Así, el surgimiento del lenguaje y la expansión del cerebro humano fueron el resultado de una «tormenta perfecta» de factores evolutivos interrelacionados. La improbabilidad de esta combinación podría explicar por qué el lenguaje es una capacidad tan única. De esta sinergia emergió la matriz conductual e intelectual del Homo sapiens: nuestro lenguaje, nuestro altruismo, nuestra capacidad de crueldad, nuestra habilidad culinaria, la monogamia, los nacimientos prematuros y, sí, nuestra inagotable fascinación por el chisme, forman un todo integrado que define lo que significa ser humano.
Esto implica que hablamos sin parar, unos con otros, del tiempo, de lo que está bien o mal, de otros, de nosotros mismos, de unas y otras cosas, sin descanso, no para encontrar verdades inscritas en mármol, sino para establecer amigos y enemigos, para navegar socialmente, para prosperar, para ser felices.

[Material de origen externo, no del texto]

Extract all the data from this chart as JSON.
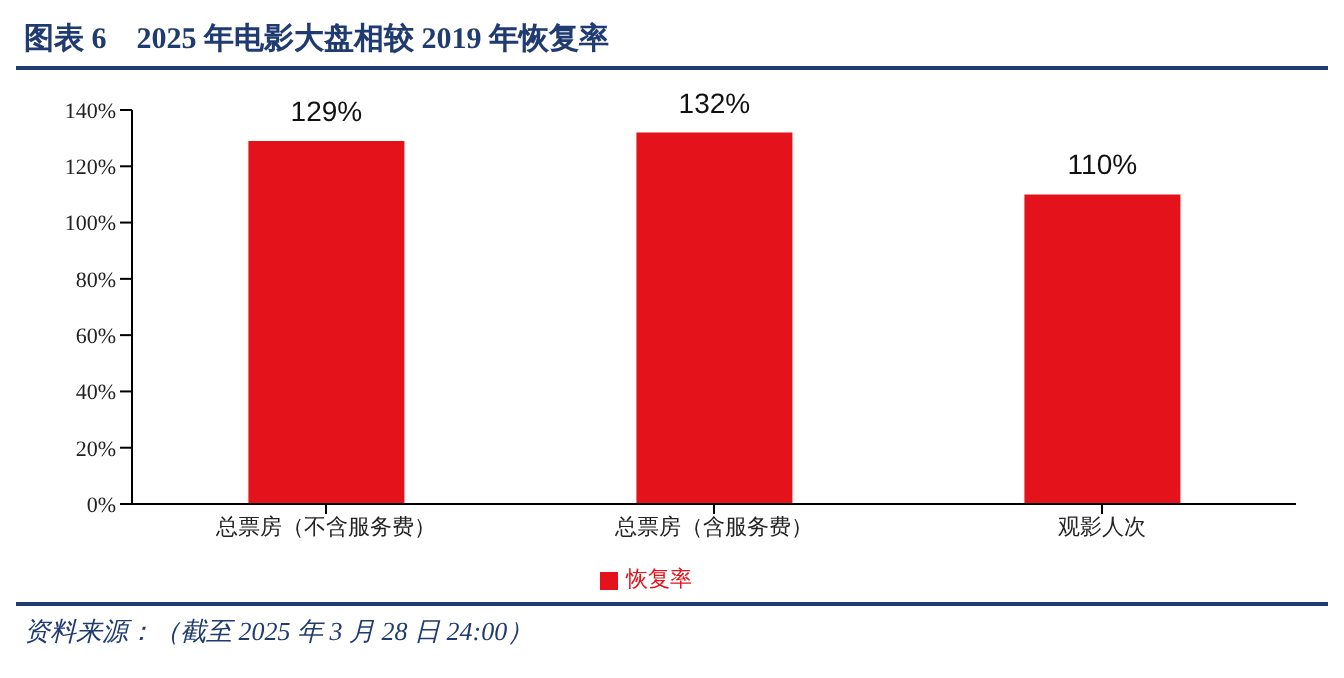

En este contexto, no resulta sorprendente que el cuñadeo, esa versión contemporánea y caricaturesca de nuestra propensión ancestral al intercambio de ideas y chismorreos, se manifieste con especial vigor en las cenas familiares. Al fin y al cabo, las reuniones festivas representan un microcosmos de la evolución humana: un espacio donde lenguaje, altruismo, jerarquías y vínculos sociales se entrelazan bajo el calor simbólico del hogar y el festín. En torno a la mesa, perpetuamos aquella pulsión de compartir información —aunque sea con datos a medio cocinar— y de medir fuerzas intelectuales, reflejo de un cerebro diseñado para interpretar, persuadir y, a veces, imponer. Si algo revelan estas noches de tertulias animadas es que el lenguaje, con todo su poder para conectar y confrontar, sigue siendo el hilo invisible que nos une en nuestra condición humana, incluso cuando el debate deriva en las clásicas certezas del cuñao.
Abracemos el cuñado que todos llevamos dentro. Porque eso nos hace humanos, no robots impostados. ¡Feliz Nochebuena!
Siempre leo, disfruto y encantan tus escritos, pero éste no sé por qué, me ha suscitado ciertas reflexiones que me gustaría compartir:
1.- Pienso que detrás del "cuñadismo" se esconde un intento, torpe pero genuino, de entender el mundo a través de argumentos desinformados. Algo así como una especie de filosofía popular a través de un Sócrates en modo beta, pero con ansias de marcar territorio.
2.-¡Qué hermoso recordar que no siempre hablamos para tener razón, sino para sentirnos parte de algo más grande. En esas cenas, entre risas y debates absurdos, construimos redes invisibles de afecto y pertenencia. ¡Eso también es evolución humana!
3.- Sobre la soledad. Bueno, frecuentemente compramos los ingredientes a diferentes proveedores, para luego con el toque personal y los recursos que dispongamos, cocinar nuestro mejor plato. Así que uno sin lo otro no existe o sufre de limitación o de monotonía. El pensamiento independiente, como tal, es una falacia.
4.- Y por último, el chismorreo es básicamente todo lo que tenemos. Unos desarrollándolo con más sustancia que otros, pero al fin y al cabo es todo lo que podemos hacer en un mundo de realidades particulares, opacidad causal, incertidumbre, y sobre todo....azar.
Feliz Noche Buena de lenguajes compartidos!!!!